The contents of Dockerfike are set as follows.

--PYTHONUNBUFFERED TRUE prevents stdout and stderr from buffering. --If you set DEBIAN_FRONTEND = noninteractive, No interactive settings. ----no-install-recommends is not required, do not install recommended packages. --ʻUpdate-alternatives` [changes priority] for Python and pip to use (https://codechacha.com/en/change-python-version/).

Create dockerd-entrypoint.sh and config.properties as well.

`dockerd-entrypoint.sh`


#!/bin/bash
set -e

if [[ "$1" = "serve" ]]; then
    shift 1
    printenv
    ls /opt
    torchserve --start --ts-config /home/model-server/config.properties
else
    eval "$@"
fi

# prevent docker exit
tail -f /dev/null

The following code is written for the shell script.

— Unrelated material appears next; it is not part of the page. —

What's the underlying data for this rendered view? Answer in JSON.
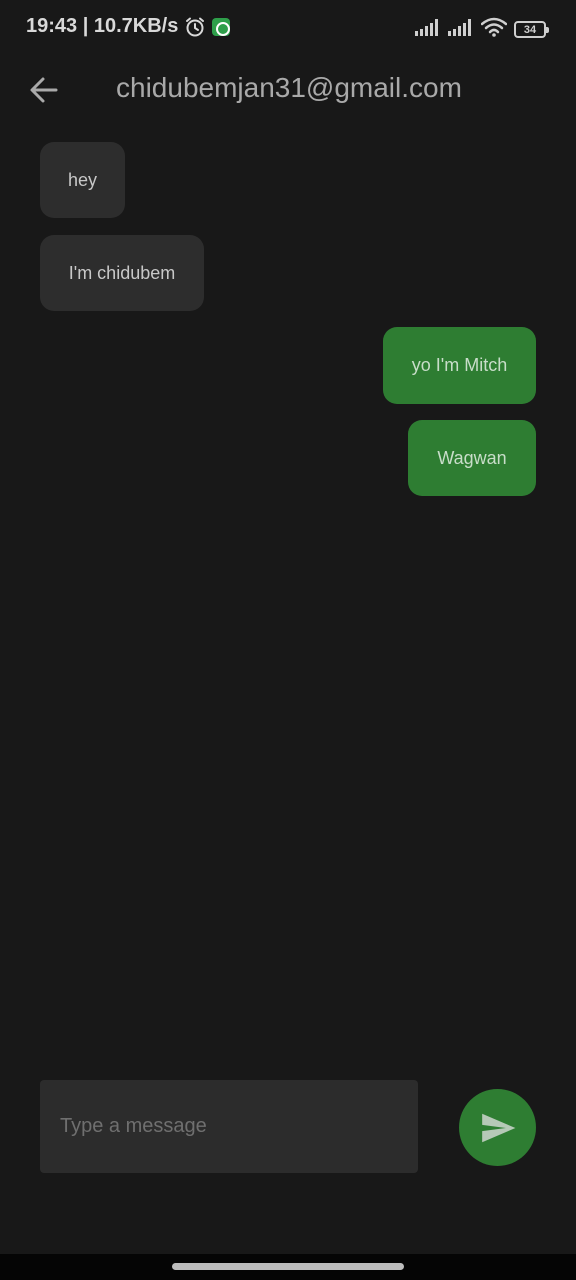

-- set -e: If there is an error, the shell script will be stopped there. --$ 1: This is the first argument. --shift 1: Shifts the order of the arguments. This allows you to pass arguments to the next command as if they were given from the beginning. --printenv: Print the contents of environment variables. * It will be output to CloudWatch logs, which will be introduced later. --ʻEval "$ @" : Expand the argument as a command and execute that command. Used when executing commands other than serve. --tail -f / dev / null`: Dummy command to keep the container running.

`config.properties`


inference_address=http://0.0.0.0:8080
management_address=http://0.0.0.0:8081
number_of_netty_threads=32
job_queue_size=1000
model_store=/opt/ml/model
load_models=all

It is a supplement about the setting. See here for more information.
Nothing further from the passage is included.